REGULATIONS FOR YOUTH SPORTS
The Council of State Governments has created an interactive tool for tracking State Reopening Plans. It has credible information on the current guidelines for all 50 States. Still, every region has extensively different variables at play. The regulations that local authorities have established should be at the forefront of our minds.
Aside from the governing entities, public health bodies have ample resources that shed light on safe procedures for athletic programs. CDC Youth Sports Checklist for COVID-19 illustrates a step by step guide for re-opening and monitoring our youth programs and camps. Also, leading sport bodies have acknowledged that every sport comes with its own set of implications. Therefore, we must treat each one on a case by case basis. The Aspen Institute generated a Sport Return To Play Risk Assessment. This assessment tool evaluates low, medium, and high risk behaviors when participating in a specific sport. This resource will be updated on a weekly basis with changes and additional sports and activities. In addition to the varying degree of risk in each activity, it is important to note that some sports have lower risk than others and those might start earlier.

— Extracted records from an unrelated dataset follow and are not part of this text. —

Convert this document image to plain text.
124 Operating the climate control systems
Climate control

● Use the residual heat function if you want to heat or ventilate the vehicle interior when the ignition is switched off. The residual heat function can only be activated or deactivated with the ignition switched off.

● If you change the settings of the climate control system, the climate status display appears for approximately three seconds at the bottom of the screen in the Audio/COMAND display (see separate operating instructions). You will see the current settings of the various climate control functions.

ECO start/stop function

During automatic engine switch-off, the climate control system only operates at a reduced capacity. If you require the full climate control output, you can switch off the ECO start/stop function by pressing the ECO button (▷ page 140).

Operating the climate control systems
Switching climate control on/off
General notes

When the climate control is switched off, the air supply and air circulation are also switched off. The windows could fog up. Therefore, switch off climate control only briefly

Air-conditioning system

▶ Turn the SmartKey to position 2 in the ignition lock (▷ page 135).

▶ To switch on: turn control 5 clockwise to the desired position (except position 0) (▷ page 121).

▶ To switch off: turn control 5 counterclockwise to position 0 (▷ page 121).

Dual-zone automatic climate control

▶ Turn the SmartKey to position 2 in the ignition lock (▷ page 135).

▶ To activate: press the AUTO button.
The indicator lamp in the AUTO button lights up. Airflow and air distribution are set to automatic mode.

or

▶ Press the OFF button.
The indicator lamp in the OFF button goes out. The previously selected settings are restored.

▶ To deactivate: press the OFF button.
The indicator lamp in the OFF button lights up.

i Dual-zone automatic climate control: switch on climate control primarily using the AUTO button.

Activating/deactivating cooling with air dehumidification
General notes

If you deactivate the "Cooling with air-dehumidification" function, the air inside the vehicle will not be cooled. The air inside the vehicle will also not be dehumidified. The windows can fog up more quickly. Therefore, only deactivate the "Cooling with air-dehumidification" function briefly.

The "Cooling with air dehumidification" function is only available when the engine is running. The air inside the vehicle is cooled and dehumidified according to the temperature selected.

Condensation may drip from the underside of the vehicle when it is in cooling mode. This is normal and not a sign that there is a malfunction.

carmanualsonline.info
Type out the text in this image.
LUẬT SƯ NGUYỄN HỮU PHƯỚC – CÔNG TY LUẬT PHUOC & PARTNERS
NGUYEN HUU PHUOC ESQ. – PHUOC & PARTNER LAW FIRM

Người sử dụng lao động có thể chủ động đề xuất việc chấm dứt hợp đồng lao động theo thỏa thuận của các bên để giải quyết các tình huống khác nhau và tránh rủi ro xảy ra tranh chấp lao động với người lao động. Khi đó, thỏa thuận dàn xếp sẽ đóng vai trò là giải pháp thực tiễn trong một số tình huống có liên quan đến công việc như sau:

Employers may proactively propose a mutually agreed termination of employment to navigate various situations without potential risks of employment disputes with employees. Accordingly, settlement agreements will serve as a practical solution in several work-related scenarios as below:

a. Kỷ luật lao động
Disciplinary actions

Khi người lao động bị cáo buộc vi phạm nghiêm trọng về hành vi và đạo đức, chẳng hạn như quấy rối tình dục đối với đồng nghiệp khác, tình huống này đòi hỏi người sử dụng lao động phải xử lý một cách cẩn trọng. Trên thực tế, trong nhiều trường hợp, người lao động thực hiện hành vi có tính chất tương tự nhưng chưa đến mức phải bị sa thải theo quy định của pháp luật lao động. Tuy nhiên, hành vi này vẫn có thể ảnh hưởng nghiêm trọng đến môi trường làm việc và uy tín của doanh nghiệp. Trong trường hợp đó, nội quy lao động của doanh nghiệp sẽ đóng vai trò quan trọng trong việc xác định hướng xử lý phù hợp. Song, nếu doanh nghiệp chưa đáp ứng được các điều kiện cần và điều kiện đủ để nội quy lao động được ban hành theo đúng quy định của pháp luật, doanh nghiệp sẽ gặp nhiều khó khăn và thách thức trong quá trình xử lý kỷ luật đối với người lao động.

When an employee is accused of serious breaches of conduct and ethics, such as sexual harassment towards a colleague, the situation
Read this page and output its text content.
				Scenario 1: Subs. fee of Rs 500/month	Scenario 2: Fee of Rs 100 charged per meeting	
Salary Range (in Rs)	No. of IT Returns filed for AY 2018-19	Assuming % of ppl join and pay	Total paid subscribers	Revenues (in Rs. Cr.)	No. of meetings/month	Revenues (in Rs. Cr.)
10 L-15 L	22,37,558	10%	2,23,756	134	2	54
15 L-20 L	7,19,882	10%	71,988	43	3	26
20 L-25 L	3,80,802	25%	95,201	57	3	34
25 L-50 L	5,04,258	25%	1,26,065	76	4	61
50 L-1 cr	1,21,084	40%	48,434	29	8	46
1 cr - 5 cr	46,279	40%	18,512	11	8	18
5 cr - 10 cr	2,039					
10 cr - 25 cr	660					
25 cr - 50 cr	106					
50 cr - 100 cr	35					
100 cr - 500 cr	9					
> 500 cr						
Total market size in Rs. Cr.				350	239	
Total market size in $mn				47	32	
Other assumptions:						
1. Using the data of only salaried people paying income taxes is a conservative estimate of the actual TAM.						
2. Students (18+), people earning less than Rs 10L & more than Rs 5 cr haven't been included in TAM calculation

MINDFUL OF IMPACT ON LIABILITIES
COVID-19’s impact includes additional liabilities that agencies should be mindful. Steven Bank is a UCLA School of Law Vice Dean and sports liability expert who weighed in on this topic. He stated that receiving an all clear from Public Health Authorities is not an all clear for your liability risk legally. He continued to say, “In order to safely open youth sports programs, we have a duty to apply a degree of caution that a reasonable person would practice in order to decrease our company’s risk. What is considered reasonable is subjective, so following our local instructions and community norms can be our best guide.” In Steven Bank’s portion of Project Play’s Discussion Video, he emphasizes that new waivers for COVID-19 should be crafted and presented to the customer separate from previous ones.